The playground is for public use but it’s tucked around a corner and not visible from the road, so few outside the school use it.

ARANMORE Catholic Primary School fears kids will be left with a dire shortage of playspace if Vincent council sells off a playground neighbouring the Leederville school.

ACPS principal Jonnine Lamborne told this week’s council meeting “the school would be losing a well-utilised area that means a lot to our community”. 

She said the playground is “precious … for students who use it daily and to families who regularly gather there for school play and catchups”.

Due to a strange historical land swap Vincent council owns the little island of public open space tucked down an alleyway off Brentham Street.
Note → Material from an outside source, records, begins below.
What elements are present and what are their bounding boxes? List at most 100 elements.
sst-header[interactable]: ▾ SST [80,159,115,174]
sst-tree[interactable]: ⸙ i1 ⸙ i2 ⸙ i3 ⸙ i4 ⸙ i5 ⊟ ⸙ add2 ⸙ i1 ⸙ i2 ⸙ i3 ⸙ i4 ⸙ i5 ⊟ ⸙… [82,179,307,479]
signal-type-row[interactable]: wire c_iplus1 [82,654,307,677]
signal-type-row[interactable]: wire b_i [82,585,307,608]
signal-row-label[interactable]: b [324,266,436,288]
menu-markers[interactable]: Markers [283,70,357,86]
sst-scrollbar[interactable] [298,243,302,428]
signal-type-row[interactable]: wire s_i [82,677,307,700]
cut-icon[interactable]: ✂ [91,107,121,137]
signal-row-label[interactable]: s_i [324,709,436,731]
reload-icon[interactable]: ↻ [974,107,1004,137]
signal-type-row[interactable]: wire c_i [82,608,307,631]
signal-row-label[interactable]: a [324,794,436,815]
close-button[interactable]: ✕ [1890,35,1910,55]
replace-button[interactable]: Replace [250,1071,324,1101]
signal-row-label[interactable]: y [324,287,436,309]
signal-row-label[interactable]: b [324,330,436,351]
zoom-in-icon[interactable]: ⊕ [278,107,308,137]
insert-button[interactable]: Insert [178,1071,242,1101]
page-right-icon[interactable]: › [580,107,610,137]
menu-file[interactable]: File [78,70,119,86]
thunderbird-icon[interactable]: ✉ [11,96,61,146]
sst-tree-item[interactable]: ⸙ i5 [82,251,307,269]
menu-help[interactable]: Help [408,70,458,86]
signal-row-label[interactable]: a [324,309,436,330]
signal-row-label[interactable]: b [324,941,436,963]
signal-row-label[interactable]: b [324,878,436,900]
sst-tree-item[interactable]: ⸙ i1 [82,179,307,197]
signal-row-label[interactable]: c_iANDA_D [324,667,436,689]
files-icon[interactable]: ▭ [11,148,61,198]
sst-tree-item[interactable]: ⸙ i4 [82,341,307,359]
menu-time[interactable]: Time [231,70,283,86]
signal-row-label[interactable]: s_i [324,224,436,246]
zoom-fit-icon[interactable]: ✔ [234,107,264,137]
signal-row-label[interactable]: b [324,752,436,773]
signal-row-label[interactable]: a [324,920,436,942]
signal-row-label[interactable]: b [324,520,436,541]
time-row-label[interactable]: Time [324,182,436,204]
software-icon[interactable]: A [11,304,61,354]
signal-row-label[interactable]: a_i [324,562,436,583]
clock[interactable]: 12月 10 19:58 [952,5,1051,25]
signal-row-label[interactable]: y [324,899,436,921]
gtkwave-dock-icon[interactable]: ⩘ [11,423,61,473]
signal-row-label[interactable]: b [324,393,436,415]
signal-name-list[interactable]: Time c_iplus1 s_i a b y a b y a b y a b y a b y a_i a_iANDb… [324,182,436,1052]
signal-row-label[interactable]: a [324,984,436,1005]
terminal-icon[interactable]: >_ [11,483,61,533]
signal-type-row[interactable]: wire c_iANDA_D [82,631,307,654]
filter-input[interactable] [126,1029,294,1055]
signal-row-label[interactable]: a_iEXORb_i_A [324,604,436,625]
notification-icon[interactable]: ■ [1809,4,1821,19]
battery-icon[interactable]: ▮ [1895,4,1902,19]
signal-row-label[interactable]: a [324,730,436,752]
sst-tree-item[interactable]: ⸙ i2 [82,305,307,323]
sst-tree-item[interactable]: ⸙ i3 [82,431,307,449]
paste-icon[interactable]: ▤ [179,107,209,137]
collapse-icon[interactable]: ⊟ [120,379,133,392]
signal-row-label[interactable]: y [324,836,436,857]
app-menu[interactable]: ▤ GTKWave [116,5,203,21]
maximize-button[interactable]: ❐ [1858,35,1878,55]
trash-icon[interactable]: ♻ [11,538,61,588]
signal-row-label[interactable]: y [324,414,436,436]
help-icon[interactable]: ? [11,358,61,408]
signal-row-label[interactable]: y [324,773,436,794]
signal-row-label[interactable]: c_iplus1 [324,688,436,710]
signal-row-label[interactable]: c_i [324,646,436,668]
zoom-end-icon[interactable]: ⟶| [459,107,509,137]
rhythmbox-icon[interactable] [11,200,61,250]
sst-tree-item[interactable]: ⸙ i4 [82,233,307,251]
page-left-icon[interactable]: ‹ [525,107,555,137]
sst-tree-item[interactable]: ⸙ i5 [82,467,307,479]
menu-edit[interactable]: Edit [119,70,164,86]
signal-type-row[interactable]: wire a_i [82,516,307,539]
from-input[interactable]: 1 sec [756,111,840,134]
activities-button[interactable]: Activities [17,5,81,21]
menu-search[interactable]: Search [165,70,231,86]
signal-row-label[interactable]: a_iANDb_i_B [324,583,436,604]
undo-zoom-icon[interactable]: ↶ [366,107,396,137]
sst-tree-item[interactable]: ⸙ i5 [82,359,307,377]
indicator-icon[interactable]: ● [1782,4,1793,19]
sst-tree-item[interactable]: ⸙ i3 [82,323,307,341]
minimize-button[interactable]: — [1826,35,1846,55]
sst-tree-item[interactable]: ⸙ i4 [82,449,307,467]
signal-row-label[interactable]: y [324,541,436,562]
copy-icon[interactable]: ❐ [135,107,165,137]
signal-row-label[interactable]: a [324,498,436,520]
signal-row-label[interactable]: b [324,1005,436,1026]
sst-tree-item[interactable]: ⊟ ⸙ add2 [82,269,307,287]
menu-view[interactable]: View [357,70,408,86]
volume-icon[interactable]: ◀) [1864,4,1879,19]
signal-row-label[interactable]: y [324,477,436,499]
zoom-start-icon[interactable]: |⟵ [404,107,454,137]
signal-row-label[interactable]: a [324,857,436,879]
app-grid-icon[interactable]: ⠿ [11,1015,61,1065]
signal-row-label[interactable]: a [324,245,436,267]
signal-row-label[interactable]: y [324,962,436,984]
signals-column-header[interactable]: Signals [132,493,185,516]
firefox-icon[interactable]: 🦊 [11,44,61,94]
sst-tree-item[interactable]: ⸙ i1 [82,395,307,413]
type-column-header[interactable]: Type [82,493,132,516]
Because it can’t be seen from the road it’s mostly used by Aranmore kids at recess and after school. 

Vincent council’s been considering rezoning and selling off the land for housing; if sold to a private developer the playground could be levelled for up to three storeys of apartments. 

The nearby surrounds has plenty of parkland courtesy of Brentham Street Reserve so the council’s plan is to use the sale proceeds to buy property in a suburb in more need of open space, but as of this week there was no solid plan about what to buy so it’d just go into a holding fund.

Ms Lamborne called out the council’s uncertainty, saying “at the moment we observe Peter is being robbed to pay Paul, except Paul doesn’t really know his purpose”.

No funds

The school doesn’t have funds to buy the land and its first preference is for no sale. If a sale does go ahead, its second best option is that it stays open for community recreation.  

For now, the council’s moving ahead with the rezoning which will be a lengthy process. In the meanwhile the council has asked Vincent staff to come up with some solid options for where the proceeds would be spent with an aim to get an equivalent of the 1700sqm being sold. They’re also flagging spending up to $299,000 of the sale proceeds on a new playground close to the school on Brentham Street Reserve, the other bit of parkland the school abuts.

Ms Lamborne said “the school community would be most pleased with this”, if significant landscaping was undertaken to clear site lines and have the playground close to the school.

She said those measures would “deter loiterers, voyeurs, and opportunists, as well as [allow] easy access for the staff and students. Closer access is essential for safety and in the event of an emergency”.